Wednesday, April 20, 2016

Why is the statistical package SPSS so unhelpful?

I've just run a statistical test on SPSS to see if there is a difference between articles in the Guardian and Telegraph in terms of Characteristic X (it doesn't matter what X is for my purposes here). The results are pasted below. The presence of X is coded as 1, and its absence by 0.

The first table shows that a higher proportion of Guardian articles (33.5%) than Telegraph articles (24.1%) had X. The second table addresses the issue of statistical significance: can we be sure that this is not a chance effect that would be unlikely to recur in another sample of articles?

Paper * Code Crosstabulation

Code
Total
.00
1.00
Paper
Guardian
Count
121
61
182
% within Paper
66.5%
33.5%
100.0%
Telegraph
Count
60
19
79
% within Paper
75.9%
24.1%
100.0%
Total
Count
181
80
261
% within Paper
69.3%
30.7%
100.0%


Chi-Square Tests

Value
df
Asymp. Sig. (2-sided)
Exact Sig. (2-sided)
Exact Sig. (1-sided)
Pearson Chi-Square
2.322a
1
.128
.145
.083
Continuity Correctionb
1.898
1
.168


Likelihood Ratio
2.386
1
.122
.145
.083
Fisher's Exact Test



.145
.083
N of Valid Cases
261




a. 0 cells (0.0%) have expected count less than 5. The minimum expected count is 24.21.

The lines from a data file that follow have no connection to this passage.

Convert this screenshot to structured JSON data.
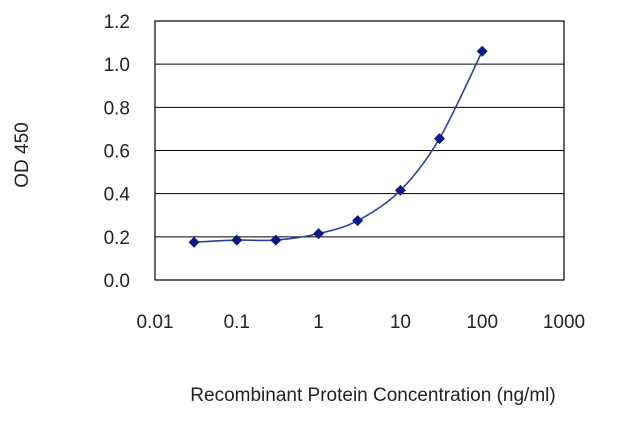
{
  "chart_data": {
    "type": "line",
    "title": "",
    "xlabel": "Recombinant Protein Concentration (ng/ml)",
    "ylabel": "OD 450",
    "x_scale": "log",
    "xlim": [
      0.01,
      1000
    ],
    "ylim": [
      0,
      1.2
    ],
    "x_ticks": [
      "0.01",
      "0.1",
      "1",
      "10",
      "100",
      "1000"
    ],
    "y_ticks": [
      "0.0",
      "0.2",
      "0.4",
      "0.6",
      "0.8",
      "1.0",
      "1.2"
    ],
    "grid": "horizontal",
    "legend": "none",
    "series": [
      {
        "x": [
          0.03,
          0.1,
          0.3,
          1,
          3,
          10,
          30,
          100
        ],
        "y": [
          0.175,
          0.185,
          0.185,
          0.215,
          0.275,
          0.415,
          0.655,
          1.06
        ]
      }
    ],
    "colors": {
      "line": "#2a3fa0",
      "marker": "#0a1a80",
      "grid": "#000000",
      "axis": "#000000"
    }
  }
}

I decided I would like a two sided significance level, and looked at the second table to find it. Unfortunately there are no fewer than four different answers (0.128, 0.168, 0.122 and 0.145)! Which to choose?

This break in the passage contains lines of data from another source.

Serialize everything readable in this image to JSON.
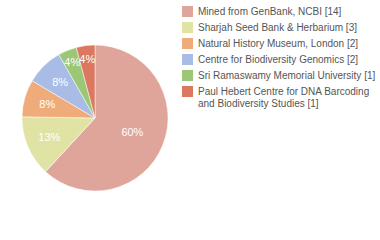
{
  "chart_data": {
    "type": "pie",
    "categories": [
      "Mined from GenBank, NCBI [14]",
      "Sharjah Seed Bank & Herbarium [3]",
      "Natural History Museum, London [2]",
      "Centre for Biodiversity Genomics [2]",
      "Sri Ramaswamy Memorial University [1]",
      "Paul Hebert Centre for DNA Barcoding and Biodiversity Studies [1]"
    ],
    "values": [
      60,
      13,
      8,
      8,
      4,
      4
    ],
    "value_labels": [
      "60%",
      "13%",
      "8%",
      "8%",
      "4%",
      "4%"
    ],
    "colors": [
      "#dfa59b",
      "#e1e3a4",
      "#efac7a",
      "#a8bce6",
      "#9cc777",
      "#dc7860"
    ],
    "data_labels": true,
    "legend": "right"
  }
}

Further study of the table only deepened my confusion. The heading is Chi-Square tests but two of the columns are headed Exact Sig. My understanding is that the chi-square test uses the chi-square distribution which is a well known way of working out approximate probabilities. The exact test works out the equivalent probabilities directly without using the chi-square distribution, so the entries in the Exact test columns are not chi-square results despite the table heading. One of the rows is headed Fisher Exact Test and another Pearson Chi-Square which seems to confirm this. But what can we make of the top right figure (0.083) which is Chi-square according to the table heading, Pearson Chi-Square according to the row heading, and Exact Sig according to the column heading? Help!

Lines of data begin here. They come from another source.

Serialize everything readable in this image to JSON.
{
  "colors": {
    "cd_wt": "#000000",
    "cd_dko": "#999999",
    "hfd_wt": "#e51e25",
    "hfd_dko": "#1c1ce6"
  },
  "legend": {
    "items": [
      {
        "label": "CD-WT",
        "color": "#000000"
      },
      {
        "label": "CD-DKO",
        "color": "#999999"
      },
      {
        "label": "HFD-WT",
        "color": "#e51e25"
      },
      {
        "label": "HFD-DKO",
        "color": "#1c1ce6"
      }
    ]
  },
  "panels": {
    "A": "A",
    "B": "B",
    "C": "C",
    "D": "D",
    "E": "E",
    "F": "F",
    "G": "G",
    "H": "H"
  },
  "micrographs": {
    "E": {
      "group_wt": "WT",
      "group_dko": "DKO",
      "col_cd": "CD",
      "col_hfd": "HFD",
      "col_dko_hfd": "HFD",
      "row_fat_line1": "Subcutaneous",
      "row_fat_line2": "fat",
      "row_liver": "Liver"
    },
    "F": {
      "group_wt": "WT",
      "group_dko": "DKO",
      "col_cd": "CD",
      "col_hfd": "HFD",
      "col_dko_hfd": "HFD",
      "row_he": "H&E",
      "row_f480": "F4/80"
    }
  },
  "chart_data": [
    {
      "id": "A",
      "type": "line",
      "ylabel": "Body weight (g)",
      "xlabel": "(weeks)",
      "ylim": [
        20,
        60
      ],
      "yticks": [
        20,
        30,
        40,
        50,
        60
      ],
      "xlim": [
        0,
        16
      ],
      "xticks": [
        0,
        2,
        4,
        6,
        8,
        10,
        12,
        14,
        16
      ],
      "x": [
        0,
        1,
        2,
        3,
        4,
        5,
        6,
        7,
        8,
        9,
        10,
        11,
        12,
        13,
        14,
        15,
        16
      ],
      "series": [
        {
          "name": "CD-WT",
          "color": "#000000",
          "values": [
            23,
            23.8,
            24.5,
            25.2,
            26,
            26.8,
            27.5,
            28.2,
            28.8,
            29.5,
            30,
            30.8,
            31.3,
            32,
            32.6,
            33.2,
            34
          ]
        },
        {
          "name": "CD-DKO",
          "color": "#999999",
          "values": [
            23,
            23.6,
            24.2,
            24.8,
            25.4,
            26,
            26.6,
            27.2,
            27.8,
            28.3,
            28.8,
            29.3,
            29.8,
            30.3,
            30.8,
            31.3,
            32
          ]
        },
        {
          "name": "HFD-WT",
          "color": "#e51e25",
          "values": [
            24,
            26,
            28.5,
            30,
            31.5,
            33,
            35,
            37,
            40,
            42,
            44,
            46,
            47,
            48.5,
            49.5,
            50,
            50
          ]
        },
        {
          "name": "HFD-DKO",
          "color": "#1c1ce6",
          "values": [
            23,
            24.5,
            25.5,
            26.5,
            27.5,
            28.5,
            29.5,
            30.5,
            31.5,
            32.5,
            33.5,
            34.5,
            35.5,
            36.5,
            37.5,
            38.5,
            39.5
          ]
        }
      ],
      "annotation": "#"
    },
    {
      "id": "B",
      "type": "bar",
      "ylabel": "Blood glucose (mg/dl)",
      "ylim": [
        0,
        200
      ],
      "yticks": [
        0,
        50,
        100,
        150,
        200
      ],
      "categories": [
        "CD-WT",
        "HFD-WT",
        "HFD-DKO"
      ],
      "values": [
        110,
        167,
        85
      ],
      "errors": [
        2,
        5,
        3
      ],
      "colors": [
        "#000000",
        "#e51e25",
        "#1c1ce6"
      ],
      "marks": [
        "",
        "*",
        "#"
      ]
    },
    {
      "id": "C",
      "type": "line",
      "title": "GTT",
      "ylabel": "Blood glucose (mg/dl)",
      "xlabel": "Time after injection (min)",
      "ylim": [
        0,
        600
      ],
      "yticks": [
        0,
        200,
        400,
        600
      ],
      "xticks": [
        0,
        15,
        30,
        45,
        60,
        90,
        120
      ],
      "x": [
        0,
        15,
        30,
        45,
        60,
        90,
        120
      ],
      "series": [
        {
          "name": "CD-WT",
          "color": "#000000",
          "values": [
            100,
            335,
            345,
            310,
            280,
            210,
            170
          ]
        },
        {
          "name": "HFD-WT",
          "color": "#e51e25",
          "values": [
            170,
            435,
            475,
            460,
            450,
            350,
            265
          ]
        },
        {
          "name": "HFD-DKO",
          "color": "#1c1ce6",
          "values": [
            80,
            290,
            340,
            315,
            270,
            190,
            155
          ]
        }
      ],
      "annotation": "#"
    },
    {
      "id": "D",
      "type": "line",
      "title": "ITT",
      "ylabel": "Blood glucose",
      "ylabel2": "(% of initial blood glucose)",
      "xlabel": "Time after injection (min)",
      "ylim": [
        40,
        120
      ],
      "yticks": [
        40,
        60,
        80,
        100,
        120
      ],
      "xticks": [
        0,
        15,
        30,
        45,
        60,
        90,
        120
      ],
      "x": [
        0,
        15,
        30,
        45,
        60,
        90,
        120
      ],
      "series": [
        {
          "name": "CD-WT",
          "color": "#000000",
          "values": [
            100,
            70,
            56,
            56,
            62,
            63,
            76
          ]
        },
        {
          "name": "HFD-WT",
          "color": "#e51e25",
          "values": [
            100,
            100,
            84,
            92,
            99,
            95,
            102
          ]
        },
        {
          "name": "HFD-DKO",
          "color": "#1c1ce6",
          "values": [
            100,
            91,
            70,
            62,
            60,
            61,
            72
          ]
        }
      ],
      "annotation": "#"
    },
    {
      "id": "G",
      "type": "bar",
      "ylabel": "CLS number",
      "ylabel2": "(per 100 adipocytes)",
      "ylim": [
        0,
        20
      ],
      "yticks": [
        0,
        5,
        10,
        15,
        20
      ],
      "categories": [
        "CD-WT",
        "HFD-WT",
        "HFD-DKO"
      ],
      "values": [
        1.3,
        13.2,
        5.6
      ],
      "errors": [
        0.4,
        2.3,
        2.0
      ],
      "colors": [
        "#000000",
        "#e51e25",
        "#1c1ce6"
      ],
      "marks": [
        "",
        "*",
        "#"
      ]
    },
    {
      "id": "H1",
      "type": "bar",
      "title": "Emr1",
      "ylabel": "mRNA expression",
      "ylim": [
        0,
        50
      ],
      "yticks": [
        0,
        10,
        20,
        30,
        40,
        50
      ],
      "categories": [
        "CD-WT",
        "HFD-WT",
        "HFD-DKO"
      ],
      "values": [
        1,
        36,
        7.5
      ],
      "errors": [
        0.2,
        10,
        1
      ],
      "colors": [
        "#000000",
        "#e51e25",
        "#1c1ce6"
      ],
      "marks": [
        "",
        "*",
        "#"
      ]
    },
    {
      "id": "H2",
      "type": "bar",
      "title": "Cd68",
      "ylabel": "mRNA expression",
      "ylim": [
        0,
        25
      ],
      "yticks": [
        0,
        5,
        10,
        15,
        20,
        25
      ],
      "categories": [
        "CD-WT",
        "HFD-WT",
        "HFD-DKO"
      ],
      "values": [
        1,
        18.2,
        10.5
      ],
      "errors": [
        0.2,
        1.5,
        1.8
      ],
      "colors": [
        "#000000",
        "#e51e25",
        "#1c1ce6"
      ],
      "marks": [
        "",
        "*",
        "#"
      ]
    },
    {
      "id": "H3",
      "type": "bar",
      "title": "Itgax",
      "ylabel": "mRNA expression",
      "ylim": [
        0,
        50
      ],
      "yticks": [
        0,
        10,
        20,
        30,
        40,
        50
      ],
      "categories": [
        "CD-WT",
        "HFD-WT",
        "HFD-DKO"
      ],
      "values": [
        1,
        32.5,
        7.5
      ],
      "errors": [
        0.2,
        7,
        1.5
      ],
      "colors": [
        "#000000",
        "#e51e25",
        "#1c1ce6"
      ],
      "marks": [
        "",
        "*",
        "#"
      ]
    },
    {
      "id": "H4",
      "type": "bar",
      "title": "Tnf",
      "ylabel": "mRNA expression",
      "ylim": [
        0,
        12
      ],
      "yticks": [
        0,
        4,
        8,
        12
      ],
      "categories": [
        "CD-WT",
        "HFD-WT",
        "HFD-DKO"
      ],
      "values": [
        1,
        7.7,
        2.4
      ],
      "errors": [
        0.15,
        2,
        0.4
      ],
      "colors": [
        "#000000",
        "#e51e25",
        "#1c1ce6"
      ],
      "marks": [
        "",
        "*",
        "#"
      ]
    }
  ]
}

OK, I know I should have consulted the Help (it doesn't work on my computer so I can't), or a book on using SPSS, or gone on a course and provided employment for an expert. But I don't think this should be necessary. SPSS should produce clear  tablese A with a little explanation of what the numbers mean. In the present case, as exact probabilities can be computed surely this is all that's needed. With a sensible heading for the table, and a little note on what the probabilities represent.

SPSS should produce clear, consistent tables which present only the relevant information with an explanation in, as far as possible, non-technical language.

But then people might understand the output and the market for courses and experts would be much diminished.